The two astronauts gave each other a quick glance, then both rushed to get back into their suits.
“I thought the hull rattled a little too much during lift-off,” Nixazar said as Quboth ran down an emergency-action checklist.
“Everything’s reading normal.” Quboth slapped his helmet on, ran air from the capsule, and continued down his memorized emergency checklist. Then he glanced at Nixazar, who was staring out the starboard view port. “Get your helmet on. Procedure.”
“What is that?” Nixazar asked, barely over a whisper.
“Get your dome on before—”
White light flooded the capsule and Nixazar reared back in shock, the back of his head striking Quboth’s visor.
“Control!” Quboth pushed Nixazar back into his seat and grabbed the control stick. He couldn’t see
anything but the blinding light, but he had the layout down with muscle memory. “Control, we’ve encountered some sort of an anomaly.”
All he heard back was static.
The capsule lurched, like a giant hand had grabbed it by the back and was pulling it away. Quboth triggered the engines, but the controls were dead.
“Nixazar?”
His companion groaned, chin slumped to his chest.
Quboth put his helmet on for him and connected him to the capsule’s air supply as the light faded away.
“Control? Control, we—”
Outside the pod, the star field wiped away as a ramp slammed shut. Quboth froze, the sound of his breathing and hum of life-support systems barely matching the blood pounding in his ears. Strips of light ran overhead and he felt a tremor through the capsule, like something was walking toward him.
Quboth may never have flown in combat, but he was still of the warrior caste and a trained soldier. He reached behind his seat to an emergency pouch and drew a small pistol.
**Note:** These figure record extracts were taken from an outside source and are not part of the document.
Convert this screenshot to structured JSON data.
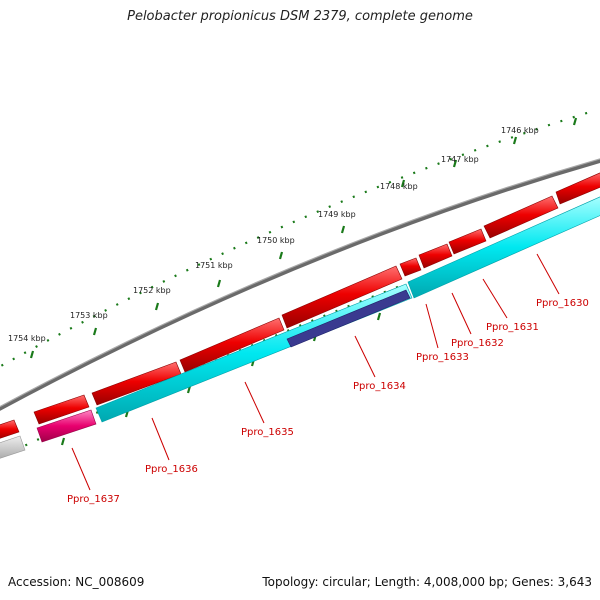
{
  "title": "Pelobacter propionicus DSM 2379, complete genome",
  "footer": {
    "accession_label": "Accession:",
    "accession": "NC_008609",
    "topology_text": "Topology: circular; Length: 4,008,000 bp; Genes: 3,643"
  },
  "scale_labels": [
    {
      "text": "1746 kbp",
      "kbp": 1746
    },
    {
      "text": "1747 kbp",
      "kbp": 1747
    },
    {
      "text": "1748 kbp",
      "kbp": 1748
    },
    {
      "text": "1749 kbp",
      "kbp": 1749
    },
    {
      "text": "1750 kbp",
      "kbp": 1750
    },
    {
      "text": "1751 kbp",
      "kbp": 1751
    },
    {
      "text": "1752 kbp",
      "kbp": 1752
    },
    {
      "text": "1753 kbp",
      "kbp": 1753
    },
    {
      "text": "1754 kbp",
      "kbp": 1754
    }
  ],
  "gene_labels": [
    {
      "text": "Ppro_1630"
    },
    {
      "text": "Ppro_1631"
    },
    {
      "text": "Ppro_1632"
    },
    {
      "text": "Ppro_1633"
    },
    {
      "text": "Ppro_1634"
    },
    {
      "text": "Ppro_1635"
    },
    {
      "text": "Ppro_1636"
    },
    {
      "text": "Ppro_1637"
    }
  ],
  "colors": {
    "backbone": "#7a7a7a",
    "gene_red": "#ee0000",
    "gene_cyan": "#00e8f0",
    "gene_navy": "#3a3a90",
    "gene_magenta": "#e8006e",
    "gene_grey": "#c0c0c0",
    "tick_green": "#1a7a1a",
    "label_red": "#cc0000"
  }
}
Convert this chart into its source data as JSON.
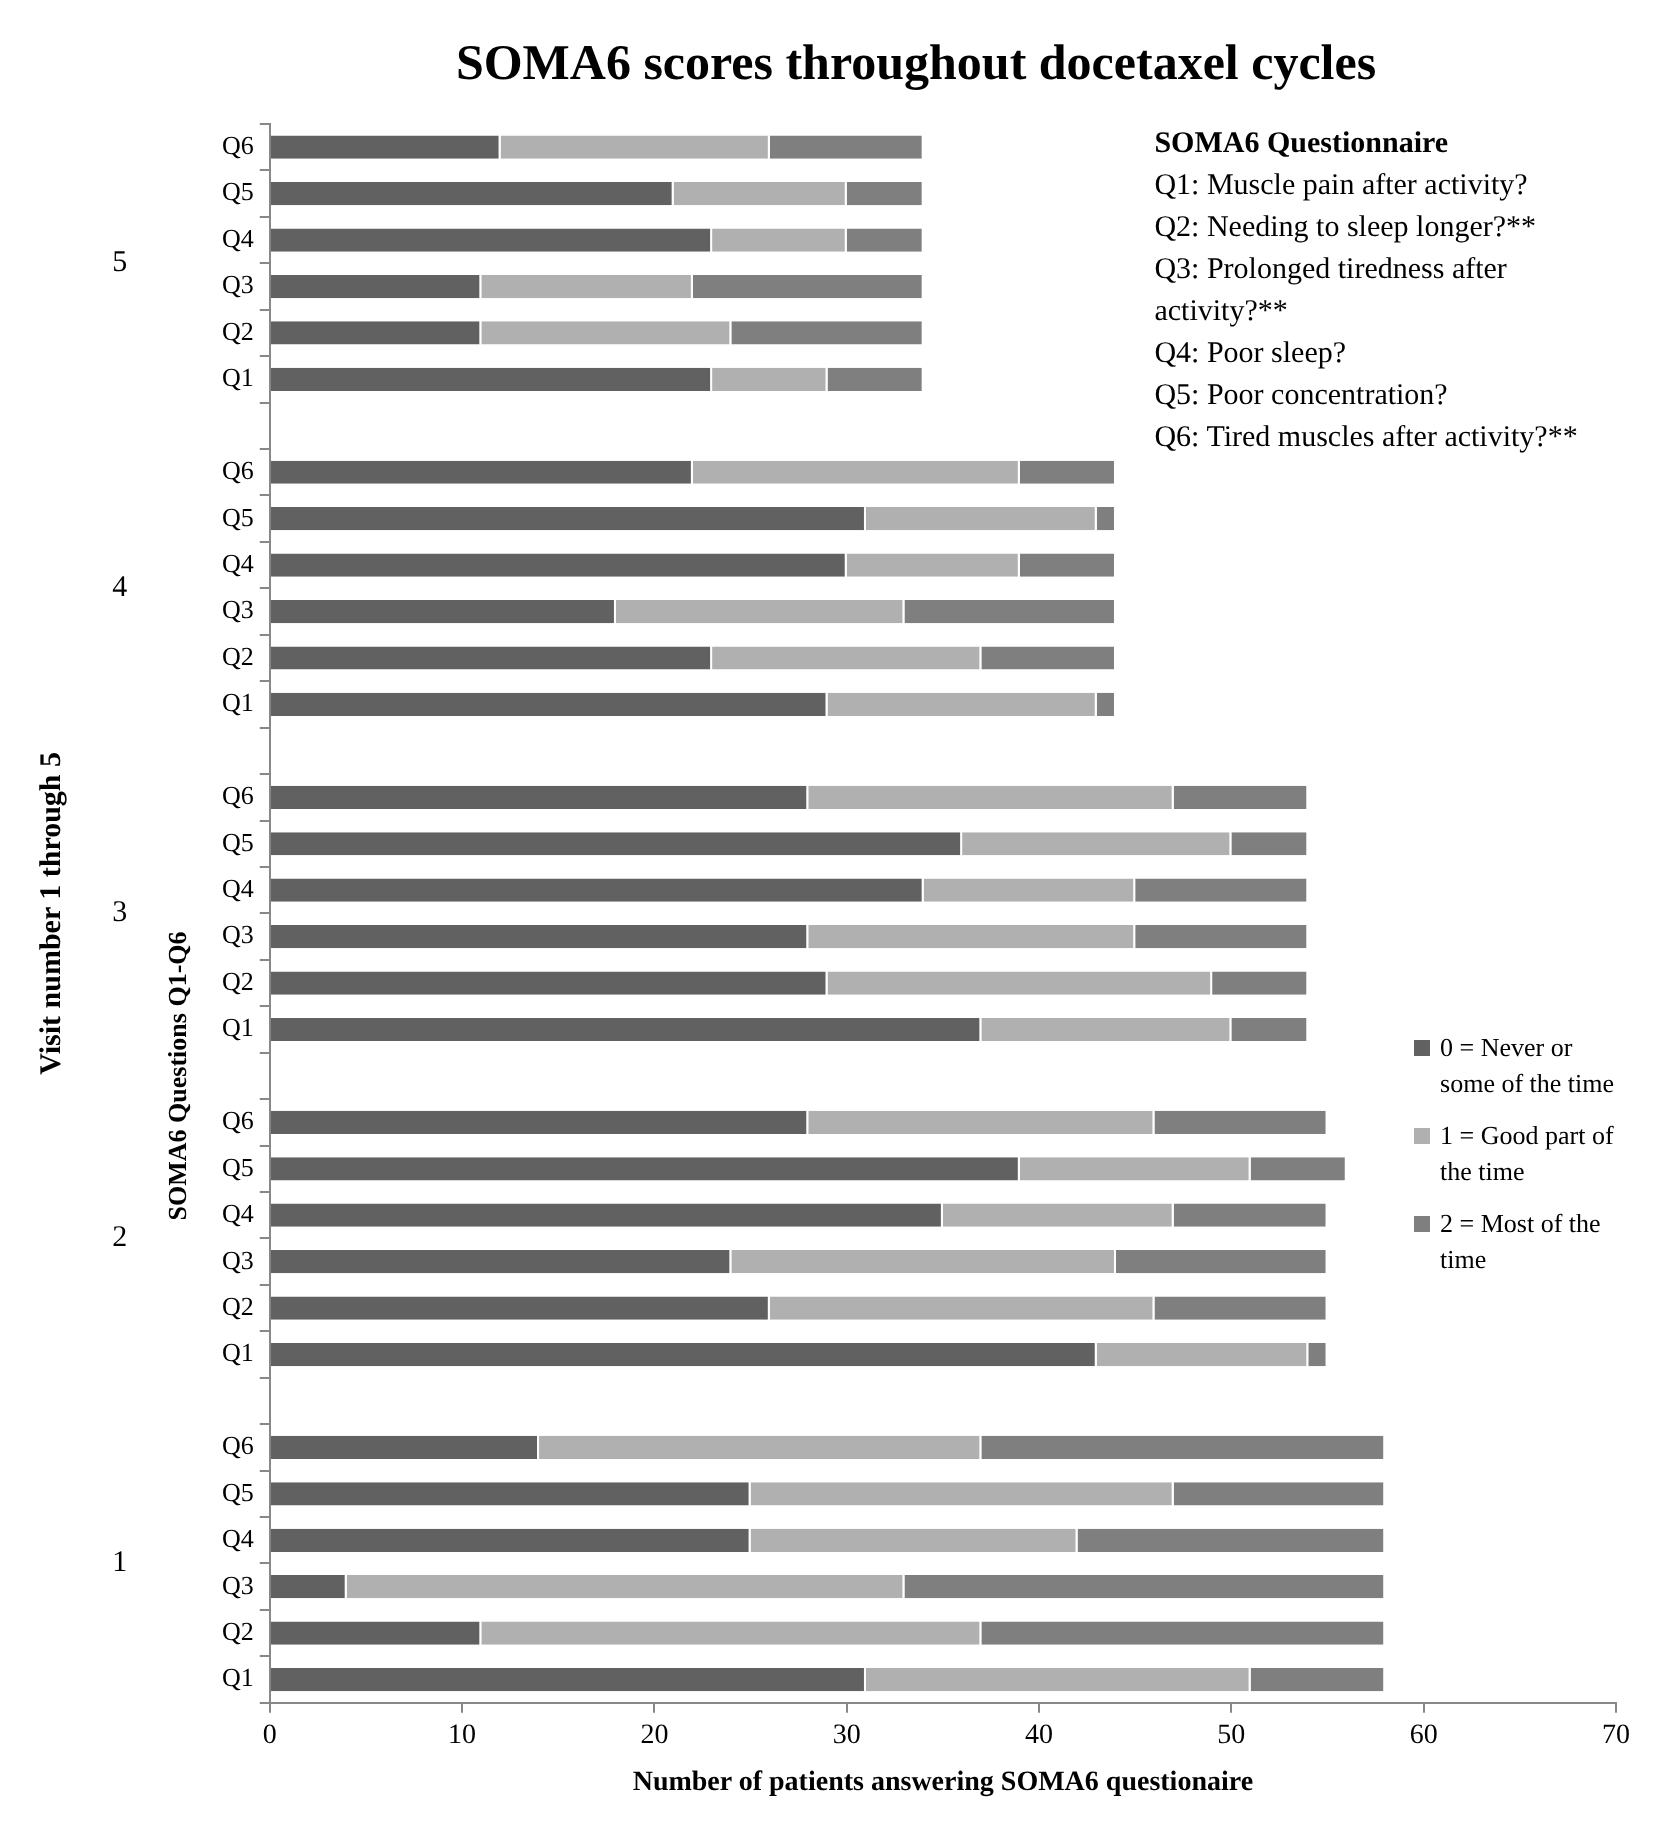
{
  "chart_data": {
    "type": "bar",
    "orientation": "horizontal",
    "stacked": true,
    "title": "SOMA6 scores throughout docetaxel cycles",
    "xlabel": "Number of patients answering SOMA6 questionaire",
    "ylabel": "SOMA6 Questions Q1-Q6",
    "categories": [
      "Q6",
      "Q5",
      "Q4",
      "Q3",
      "Q2",
      "Q1",
      null,
      "Q6",
      "Q5",
      "Q4",
      "Q3",
      "Q2",
      "Q1",
      null,
      "Q6",
      "Q5",
      "Q4",
      "Q3",
      "Q2",
      "Q1",
      null,
      "Q6",
      "Q5",
      "Q4",
      "Q3",
      "Q2",
      "Q1",
      null,
      "Q6",
      "Q5",
      "Q4",
      "Q3",
      "Q2",
      "Q1"
    ],
    "series": [
      {
        "name": "0 = Never or some of the time",
        "color": "#616161",
        "values": [
          12,
          21,
          23,
          11,
          11,
          23,
          null,
          22,
          31,
          30,
          18,
          23,
          29,
          null,
          28,
          36,
          34,
          28,
          29,
          37,
          null,
          28,
          39,
          35,
          24,
          26,
          43,
          null,
          14,
          25,
          25,
          4,
          11,
          31
        ]
      },
      {
        "name": "1 = Good part of the time",
        "color": "#b0b0b0",
        "values": [
          14,
          9,
          7,
          11,
          13,
          6,
          null,
          17,
          12,
          9,
          15,
          14,
          14,
          null,
          19,
          14,
          11,
          17,
          20,
          13,
          null,
          18,
          12,
          12,
          20,
          20,
          11,
          null,
          23,
          22,
          17,
          29,
          26,
          20
        ]
      },
      {
        "name": "2 = Most of the time",
        "color": "#7f7f7f",
        "values": [
          8,
          4,
          4,
          12,
          10,
          5,
          null,
          5,
          1,
          5,
          11,
          7,
          1,
          null,
          7,
          4,
          9,
          9,
          5,
          4,
          null,
          9,
          5,
          8,
          11,
          9,
          1,
          null,
          21,
          11,
          16,
          25,
          21,
          7
        ]
      }
    ],
    "xlim": [
      0,
      70
    ],
    "xticks": [
      0,
      10,
      20,
      30,
      40,
      50,
      60,
      70
    ],
    "grid": false,
    "legend": "right",
    "annotations": [
      "Visit number 1 through 5",
      "5",
      "4",
      "3",
      "2",
      "1",
      "SOMA6 Questionnaire",
      "Q1: Muscle pain after activity?",
      "Q2: Needing to sleep longer?**",
      "Q3: Prolonged tiredness after activity?**",
      "Q4: Poor sleep?",
      "Q5: Poor concentration?",
      "Q6: Tired muscles after activity?**"
    ]
  }
}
A massive matte-black hand with a metal frame over each finger slammed down on the view port. Claws bored into the plexiglass with a dull whine, then there was the wrench of failing steel as whatever was outside ripped the hatch off his capsule.
Quboth came face-to-face with a demon, its face a mask of twisted onyx and a tight scaffolding of metal around its body. He snapped the safety off his pistol and thrust it at the demon, but it moved lightning quick and smashed the weapon out of his hand and into the other side of the capsule, where it fell into Nixazar’s lap.
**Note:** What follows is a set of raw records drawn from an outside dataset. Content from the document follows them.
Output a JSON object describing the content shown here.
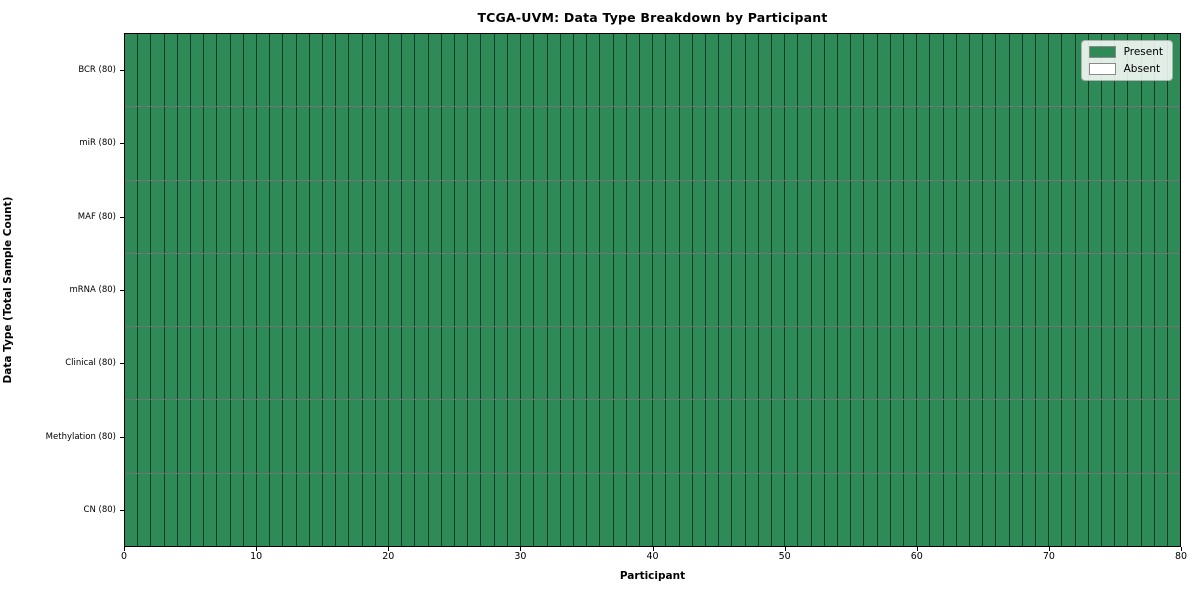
{
  "chart_data": {
    "type": "heatmap",
    "title": "TCGA-UVM: Data Type Breakdown by Participant",
    "xlabel": "Participant",
    "ylabel": "Data Type (Total Sample Count)",
    "n_participants": 80,
    "x_ticks": [
      0,
      10,
      20,
      30,
      40,
      50,
      60,
      70,
      80
    ],
    "xlim": [
      0,
      80
    ],
    "rows": [
      {
        "label": "BCR (80)",
        "present_count": 80
      },
      {
        "label": "miR (80)",
        "present_count": 80
      },
      {
        "label": "MAF (80)",
        "present_count": 80
      },
      {
        "label": "mRNA (80)",
        "present_count": 80
      },
      {
        "label": "Clinical (80)",
        "present_count": 80
      },
      {
        "label": "Methylation (80)",
        "present_count": 80
      },
      {
        "label": "CN (80)",
        "present_count": 80
      }
    ],
    "legend": {
      "position": "top-right",
      "items": [
        {
          "label": "Present",
          "color": "#2e8b57"
        },
        {
          "label": "Absent",
          "color": "#ffffff"
        }
      ]
    },
    "colors": {
      "present": "#2e8b57",
      "absent": "#ffffff",
      "cell_border": "rgba(0,0,0,0.55)",
      "swatch_border": "#8a8a8a"
    },
    "grid": true
  }
}
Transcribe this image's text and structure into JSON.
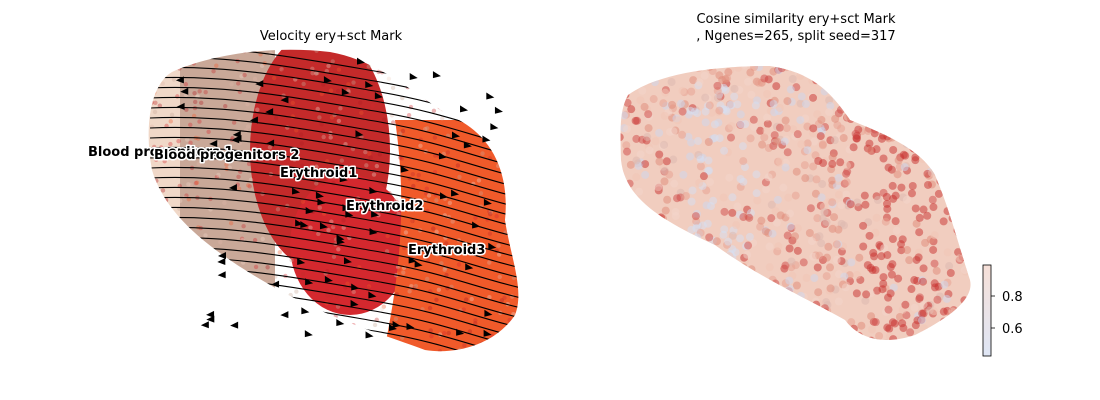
{
  "chart_data": [
    {
      "type": "scatter",
      "title": "Velocity ery+sct Mark",
      "overlay": "streamlines with arrowheads",
      "axes_visible": false,
      "grid": false,
      "cluster_labels": [
        {
          "name": "Blood progenitors 1",
          "color": "#f0d8c8"
        },
        {
          "name": "Blood progenitors 2",
          "color": "#c9a898"
        },
        {
          "name": "Erythroid1",
          "color": "#c42a2a"
        },
        {
          "name": "Erythroid2",
          "color": "#d4282e"
        },
        {
          "name": "Erythroid3",
          "color": "#f05a2a"
        }
      ]
    },
    {
      "type": "scatter",
      "title_line1": "Cosine similarity ery+sct Mark",
      "title_line2": ", Ngenes=265, split seed=317",
      "axes_visible": false,
      "grid": false,
      "colormap": "coolwarm",
      "colorbar": {
        "ticks": [
          0.8,
          0.6
        ],
        "tick_labels": [
          "0.8",
          "0.6"
        ],
        "range": [
          0.44,
          0.995
        ],
        "top_color": "#f6e0d8",
        "bottom_color": "#dfe6f5"
      }
    }
  ]
}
The demon grabbed him by the front of his suit, ripped him out of the pod, and threw him against the floor. He bounced into the bulkhead and stars flashed across his eyes. He struggled to get up, but a boot slammed into his back and pinned him down.
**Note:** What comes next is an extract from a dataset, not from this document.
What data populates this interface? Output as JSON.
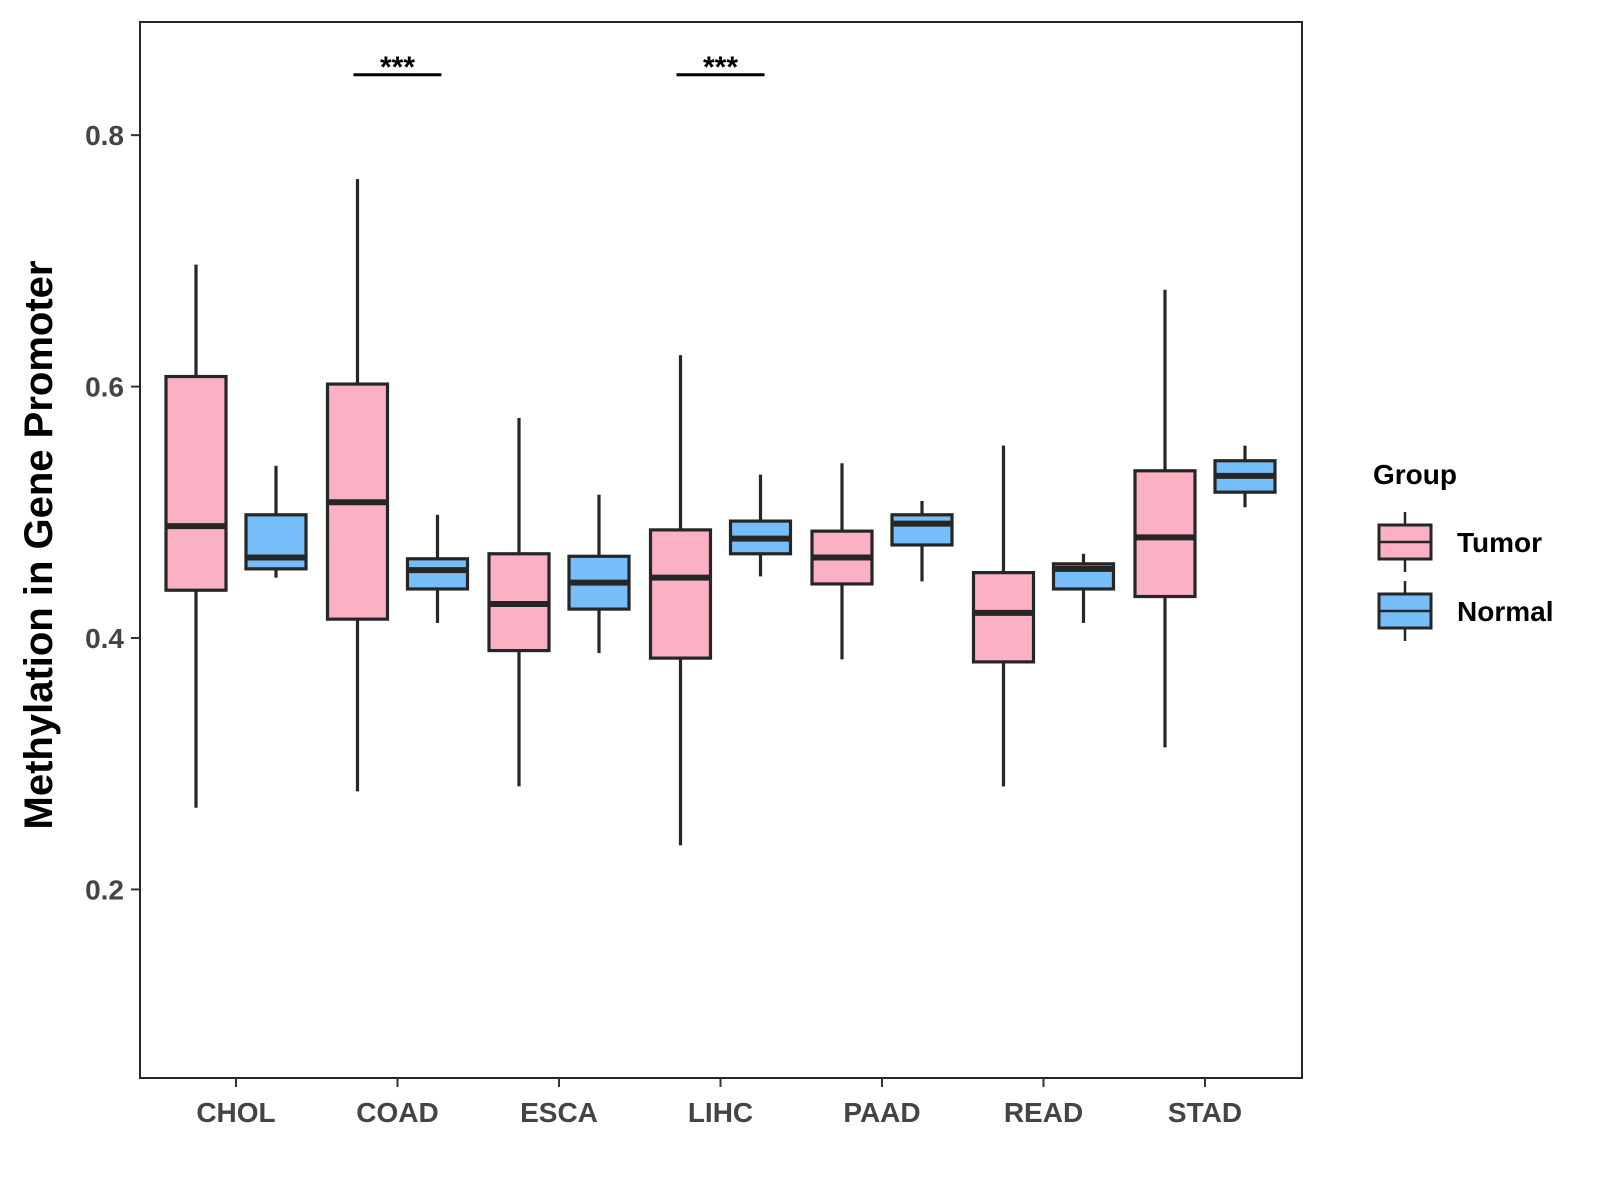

On the other side of the capsule was another demon, its face different but still just as terrifying. Quboth looked around as far as he could move his head with the boot at the base of his neck. The place was like the hangar of an aircraft carrier, with light strips and bare metal frames on the walls. A large container, bigger than his capsule, was at the front of the space. There was another creature there, but in a dull-grey space suit with a backlit helmet.